• Some users have recently had their accounts hijacked. It seems that the now defunct EVGA forums might have compromised your password there and seems many are using the same PW here. We would suggest you UPDATE YOUR PASSWORD and TURN ON 2FA for your account here to further secure it. None of the compromised accounts had 2FA turned on.
    Once you have enabled 2FA, your account will be updated soon to show a badge, letting other members know that you use 2FA to protect your account. This should be beneficial for everyone that uses FSFT.

Global Microsoft outage hits due to CrowdStrike Update Definitions

;-)

IMG_2378.jpeg
 
Post on difficulty in getting the systems back up

https://news.ycombinator.com/item?id=41003390

It is likely the .sys driver had a bug for a very long time, so what they pushed out yesterday was not a code that had to be tested and validated, but a small definition update that generally did not, and this definition update did trigger the existing bug.
At least this sounds more reasonable than someone pushing untested code out to millions of clients.
 
I fixed all the computers at my wife's dental office today. Heard nothing but trash about their actual IT team... and then fixed a computer that was physically broken that the team hasn't figured out yet while I was walking out the door. Had a bad stick of ram.
 
I fixed all the computers at my wife's dental office today. Heard nothing but trash about their actual IT team... and then fixed a computer that was physically broken that the team hasn't figured out yet while I was walking out the door. Had a bad stick of ram.
Yeah. I've been disaster-proofing many of my clients' offices lately for insane incidents like this. It saves them money and makes less work for me because the downtime after an incident would be minimal.

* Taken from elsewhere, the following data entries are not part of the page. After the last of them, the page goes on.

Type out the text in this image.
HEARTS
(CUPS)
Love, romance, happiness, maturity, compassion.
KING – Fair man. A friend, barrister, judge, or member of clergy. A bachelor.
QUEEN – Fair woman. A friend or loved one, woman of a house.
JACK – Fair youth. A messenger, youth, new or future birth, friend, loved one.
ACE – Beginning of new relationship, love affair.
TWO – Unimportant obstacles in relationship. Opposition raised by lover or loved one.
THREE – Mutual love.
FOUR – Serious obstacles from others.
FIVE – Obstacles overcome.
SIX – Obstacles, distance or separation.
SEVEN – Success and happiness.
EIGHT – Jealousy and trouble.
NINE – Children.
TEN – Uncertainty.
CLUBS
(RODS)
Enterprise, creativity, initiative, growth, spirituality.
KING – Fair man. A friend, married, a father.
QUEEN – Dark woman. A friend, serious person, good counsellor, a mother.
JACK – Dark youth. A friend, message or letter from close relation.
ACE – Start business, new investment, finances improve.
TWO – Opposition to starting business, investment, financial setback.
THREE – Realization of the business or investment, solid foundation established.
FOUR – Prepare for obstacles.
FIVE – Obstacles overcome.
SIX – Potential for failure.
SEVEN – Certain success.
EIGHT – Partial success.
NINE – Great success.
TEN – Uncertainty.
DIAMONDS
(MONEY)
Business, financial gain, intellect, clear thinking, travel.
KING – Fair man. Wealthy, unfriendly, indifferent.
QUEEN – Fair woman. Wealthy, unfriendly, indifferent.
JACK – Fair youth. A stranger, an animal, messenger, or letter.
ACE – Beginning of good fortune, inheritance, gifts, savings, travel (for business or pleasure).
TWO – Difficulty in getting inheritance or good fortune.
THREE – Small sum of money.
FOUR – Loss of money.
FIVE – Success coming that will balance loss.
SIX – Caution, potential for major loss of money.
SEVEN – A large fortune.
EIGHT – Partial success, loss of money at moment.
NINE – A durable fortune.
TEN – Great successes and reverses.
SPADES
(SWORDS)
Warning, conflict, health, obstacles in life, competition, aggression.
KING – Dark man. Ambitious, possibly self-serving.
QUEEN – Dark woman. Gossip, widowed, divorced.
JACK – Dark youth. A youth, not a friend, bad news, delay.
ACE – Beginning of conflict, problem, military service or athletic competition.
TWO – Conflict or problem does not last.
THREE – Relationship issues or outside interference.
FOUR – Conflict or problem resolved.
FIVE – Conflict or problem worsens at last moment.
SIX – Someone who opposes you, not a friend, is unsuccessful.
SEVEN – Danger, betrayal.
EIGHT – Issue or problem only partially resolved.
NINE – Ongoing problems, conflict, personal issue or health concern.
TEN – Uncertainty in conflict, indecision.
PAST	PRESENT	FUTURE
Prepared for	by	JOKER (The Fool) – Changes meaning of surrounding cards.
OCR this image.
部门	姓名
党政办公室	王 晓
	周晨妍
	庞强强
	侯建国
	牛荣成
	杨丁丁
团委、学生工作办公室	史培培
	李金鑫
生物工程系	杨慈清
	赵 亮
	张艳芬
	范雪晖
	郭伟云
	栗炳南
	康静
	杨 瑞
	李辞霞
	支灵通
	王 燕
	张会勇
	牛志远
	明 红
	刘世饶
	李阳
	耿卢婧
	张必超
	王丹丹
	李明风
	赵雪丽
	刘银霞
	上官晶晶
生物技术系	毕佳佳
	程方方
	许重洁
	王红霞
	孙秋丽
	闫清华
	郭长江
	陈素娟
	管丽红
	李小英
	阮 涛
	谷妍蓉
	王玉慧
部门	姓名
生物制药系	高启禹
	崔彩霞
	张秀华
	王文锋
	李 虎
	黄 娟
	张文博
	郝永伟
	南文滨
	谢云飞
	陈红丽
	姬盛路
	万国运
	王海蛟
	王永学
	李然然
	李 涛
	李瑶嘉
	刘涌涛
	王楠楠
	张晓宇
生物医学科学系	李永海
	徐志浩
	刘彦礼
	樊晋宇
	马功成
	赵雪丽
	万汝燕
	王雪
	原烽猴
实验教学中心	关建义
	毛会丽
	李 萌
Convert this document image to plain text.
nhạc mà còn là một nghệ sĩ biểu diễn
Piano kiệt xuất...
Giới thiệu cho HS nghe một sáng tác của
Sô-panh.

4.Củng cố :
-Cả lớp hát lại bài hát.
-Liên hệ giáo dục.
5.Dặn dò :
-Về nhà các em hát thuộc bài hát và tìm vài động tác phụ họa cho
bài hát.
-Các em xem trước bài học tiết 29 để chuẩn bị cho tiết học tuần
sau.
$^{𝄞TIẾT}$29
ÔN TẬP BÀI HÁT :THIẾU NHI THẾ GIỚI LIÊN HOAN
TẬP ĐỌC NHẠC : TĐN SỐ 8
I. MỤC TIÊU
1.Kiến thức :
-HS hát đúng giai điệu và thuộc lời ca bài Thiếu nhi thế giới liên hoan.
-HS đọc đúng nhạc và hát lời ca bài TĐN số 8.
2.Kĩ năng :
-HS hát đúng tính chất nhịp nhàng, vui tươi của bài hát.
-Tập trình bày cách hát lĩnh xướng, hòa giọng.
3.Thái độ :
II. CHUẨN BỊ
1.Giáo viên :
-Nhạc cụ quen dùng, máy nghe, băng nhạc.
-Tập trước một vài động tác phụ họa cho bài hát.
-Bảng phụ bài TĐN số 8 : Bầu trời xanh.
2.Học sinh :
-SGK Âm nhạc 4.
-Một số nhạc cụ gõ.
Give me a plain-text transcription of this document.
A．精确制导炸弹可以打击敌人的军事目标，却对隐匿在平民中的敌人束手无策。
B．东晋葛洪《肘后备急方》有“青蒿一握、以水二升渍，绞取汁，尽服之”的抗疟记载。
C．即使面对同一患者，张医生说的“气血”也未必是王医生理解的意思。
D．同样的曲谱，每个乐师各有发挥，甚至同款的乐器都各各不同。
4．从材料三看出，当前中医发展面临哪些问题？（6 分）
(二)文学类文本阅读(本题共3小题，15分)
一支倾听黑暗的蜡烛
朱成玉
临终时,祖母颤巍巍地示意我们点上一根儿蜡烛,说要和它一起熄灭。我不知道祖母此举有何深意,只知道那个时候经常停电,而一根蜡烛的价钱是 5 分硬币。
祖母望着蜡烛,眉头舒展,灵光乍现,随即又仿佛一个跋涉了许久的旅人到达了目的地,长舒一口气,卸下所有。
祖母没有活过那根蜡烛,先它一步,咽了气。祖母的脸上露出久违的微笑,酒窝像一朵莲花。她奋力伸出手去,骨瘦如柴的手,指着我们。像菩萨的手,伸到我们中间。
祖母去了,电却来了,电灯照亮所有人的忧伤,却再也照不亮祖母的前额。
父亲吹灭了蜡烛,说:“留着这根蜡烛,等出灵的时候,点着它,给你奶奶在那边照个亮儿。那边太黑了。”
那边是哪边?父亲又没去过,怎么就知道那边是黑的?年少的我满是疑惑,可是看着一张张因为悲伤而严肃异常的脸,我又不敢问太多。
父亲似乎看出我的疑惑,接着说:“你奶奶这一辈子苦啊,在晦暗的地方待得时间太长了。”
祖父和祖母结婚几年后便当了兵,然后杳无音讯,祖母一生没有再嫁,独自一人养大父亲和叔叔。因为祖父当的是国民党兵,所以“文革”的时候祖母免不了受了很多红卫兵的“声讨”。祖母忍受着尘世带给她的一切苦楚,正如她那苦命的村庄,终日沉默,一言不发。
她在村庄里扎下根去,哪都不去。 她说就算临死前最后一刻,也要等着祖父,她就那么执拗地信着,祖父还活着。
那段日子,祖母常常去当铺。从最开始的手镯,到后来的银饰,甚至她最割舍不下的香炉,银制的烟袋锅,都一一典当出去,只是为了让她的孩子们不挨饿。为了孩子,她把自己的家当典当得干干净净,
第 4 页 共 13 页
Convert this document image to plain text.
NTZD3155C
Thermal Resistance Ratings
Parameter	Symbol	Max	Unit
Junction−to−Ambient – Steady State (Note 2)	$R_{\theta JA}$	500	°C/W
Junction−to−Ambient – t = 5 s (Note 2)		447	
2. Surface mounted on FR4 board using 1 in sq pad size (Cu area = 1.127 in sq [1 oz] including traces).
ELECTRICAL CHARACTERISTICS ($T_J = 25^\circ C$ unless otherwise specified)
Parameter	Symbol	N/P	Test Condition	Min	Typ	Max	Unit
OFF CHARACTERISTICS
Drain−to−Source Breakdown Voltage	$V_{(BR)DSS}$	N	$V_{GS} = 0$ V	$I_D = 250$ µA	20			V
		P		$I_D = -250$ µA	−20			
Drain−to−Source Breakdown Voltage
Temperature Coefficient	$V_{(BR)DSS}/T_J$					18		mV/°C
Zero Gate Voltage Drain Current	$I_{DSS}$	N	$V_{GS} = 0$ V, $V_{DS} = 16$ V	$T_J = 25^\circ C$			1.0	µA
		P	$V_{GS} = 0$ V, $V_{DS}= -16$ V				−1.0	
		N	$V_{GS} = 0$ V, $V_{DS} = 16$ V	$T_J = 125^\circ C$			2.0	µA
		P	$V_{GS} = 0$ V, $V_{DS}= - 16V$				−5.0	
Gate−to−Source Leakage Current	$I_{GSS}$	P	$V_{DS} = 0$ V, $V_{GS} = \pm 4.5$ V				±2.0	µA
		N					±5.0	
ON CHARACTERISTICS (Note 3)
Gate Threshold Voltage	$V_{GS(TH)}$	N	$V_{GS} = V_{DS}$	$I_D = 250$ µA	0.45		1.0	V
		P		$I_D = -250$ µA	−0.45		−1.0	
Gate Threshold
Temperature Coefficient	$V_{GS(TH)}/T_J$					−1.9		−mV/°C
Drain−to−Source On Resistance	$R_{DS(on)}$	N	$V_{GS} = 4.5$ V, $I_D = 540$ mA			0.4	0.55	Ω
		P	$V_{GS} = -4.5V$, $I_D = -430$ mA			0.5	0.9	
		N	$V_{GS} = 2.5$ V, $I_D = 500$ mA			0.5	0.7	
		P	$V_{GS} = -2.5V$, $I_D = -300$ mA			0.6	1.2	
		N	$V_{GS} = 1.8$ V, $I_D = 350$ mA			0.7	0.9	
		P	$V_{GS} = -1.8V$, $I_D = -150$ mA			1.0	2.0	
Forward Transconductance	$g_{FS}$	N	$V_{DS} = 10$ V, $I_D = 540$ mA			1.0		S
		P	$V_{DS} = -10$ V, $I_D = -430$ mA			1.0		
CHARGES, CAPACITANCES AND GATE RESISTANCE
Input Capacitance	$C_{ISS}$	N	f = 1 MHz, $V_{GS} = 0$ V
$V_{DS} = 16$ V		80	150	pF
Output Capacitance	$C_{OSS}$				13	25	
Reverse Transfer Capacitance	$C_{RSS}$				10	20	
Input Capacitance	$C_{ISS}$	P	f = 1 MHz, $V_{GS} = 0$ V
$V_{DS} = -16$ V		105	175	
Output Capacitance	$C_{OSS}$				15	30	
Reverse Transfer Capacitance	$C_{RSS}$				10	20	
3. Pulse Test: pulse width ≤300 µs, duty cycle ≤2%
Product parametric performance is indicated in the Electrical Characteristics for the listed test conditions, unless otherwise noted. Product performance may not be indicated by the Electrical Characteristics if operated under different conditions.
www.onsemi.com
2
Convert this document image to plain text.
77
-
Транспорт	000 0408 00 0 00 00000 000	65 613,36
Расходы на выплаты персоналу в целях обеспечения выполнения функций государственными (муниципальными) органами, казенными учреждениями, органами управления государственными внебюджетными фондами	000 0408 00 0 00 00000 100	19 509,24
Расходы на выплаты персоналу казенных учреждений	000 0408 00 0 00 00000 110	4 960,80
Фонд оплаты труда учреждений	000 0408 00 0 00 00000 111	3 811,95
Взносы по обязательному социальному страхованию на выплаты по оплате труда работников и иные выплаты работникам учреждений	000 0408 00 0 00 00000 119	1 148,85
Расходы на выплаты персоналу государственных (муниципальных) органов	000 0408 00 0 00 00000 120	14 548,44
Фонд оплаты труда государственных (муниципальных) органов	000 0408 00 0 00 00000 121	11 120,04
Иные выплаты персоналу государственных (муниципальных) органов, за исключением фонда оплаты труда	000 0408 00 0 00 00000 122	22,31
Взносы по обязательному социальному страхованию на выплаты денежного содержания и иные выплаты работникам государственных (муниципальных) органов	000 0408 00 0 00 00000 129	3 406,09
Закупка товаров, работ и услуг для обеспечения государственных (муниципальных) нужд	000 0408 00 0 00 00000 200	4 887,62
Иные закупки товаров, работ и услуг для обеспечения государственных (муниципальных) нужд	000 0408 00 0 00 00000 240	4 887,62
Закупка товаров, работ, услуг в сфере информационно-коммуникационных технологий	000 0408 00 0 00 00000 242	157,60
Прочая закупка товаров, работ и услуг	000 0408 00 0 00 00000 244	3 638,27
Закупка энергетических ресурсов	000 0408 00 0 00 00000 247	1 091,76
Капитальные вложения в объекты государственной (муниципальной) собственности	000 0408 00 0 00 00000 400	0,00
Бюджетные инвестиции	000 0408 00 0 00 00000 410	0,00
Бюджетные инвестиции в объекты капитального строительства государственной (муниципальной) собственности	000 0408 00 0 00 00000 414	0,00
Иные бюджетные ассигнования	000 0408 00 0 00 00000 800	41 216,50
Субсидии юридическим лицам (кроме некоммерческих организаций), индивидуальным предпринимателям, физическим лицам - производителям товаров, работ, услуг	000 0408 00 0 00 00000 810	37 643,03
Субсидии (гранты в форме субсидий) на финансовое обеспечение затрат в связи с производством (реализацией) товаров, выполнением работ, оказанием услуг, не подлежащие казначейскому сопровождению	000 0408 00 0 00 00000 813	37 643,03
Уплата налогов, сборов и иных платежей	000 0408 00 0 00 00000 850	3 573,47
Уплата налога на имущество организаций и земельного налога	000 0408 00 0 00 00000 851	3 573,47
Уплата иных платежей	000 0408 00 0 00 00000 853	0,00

Edit: Appropriate Babylon Bee article on the incident:

Entire Microsoft Network Goes Down After Greg Removes USB Device Without Clicking 'Eject' First
https://babylonbee.com/news/entire-...moves-usb-device-without-clicking-eject-first

:p
 
Sysadmins having a tough time:

https://www.reddit.com/r/sysadmin/comments/1e7j5i8/crowdstrike_what_the_f/

I am beyond pissed off right now, in fact, I'm furious.

WHY DID CROWDSTRIKE NOT TEST THIS UPDATE?

I'm going onto hour 13 of trying to rip this sys file off a few thousands server. Since Windows will not boot, we are having to mount a windows iso, boot from that, and remediate through cmd prompt.

So far- several thousand Win servers down. Many have lost their assigned drive letter so I am having to manually do that. On some, the system drive is locked and I cannot even see the volume (rarer). Running chkdsk, sfc, etc does not work- shows drive is locked. In these cases we are having to do restores. Even migrating vmdks to a new VM does not fix this issue.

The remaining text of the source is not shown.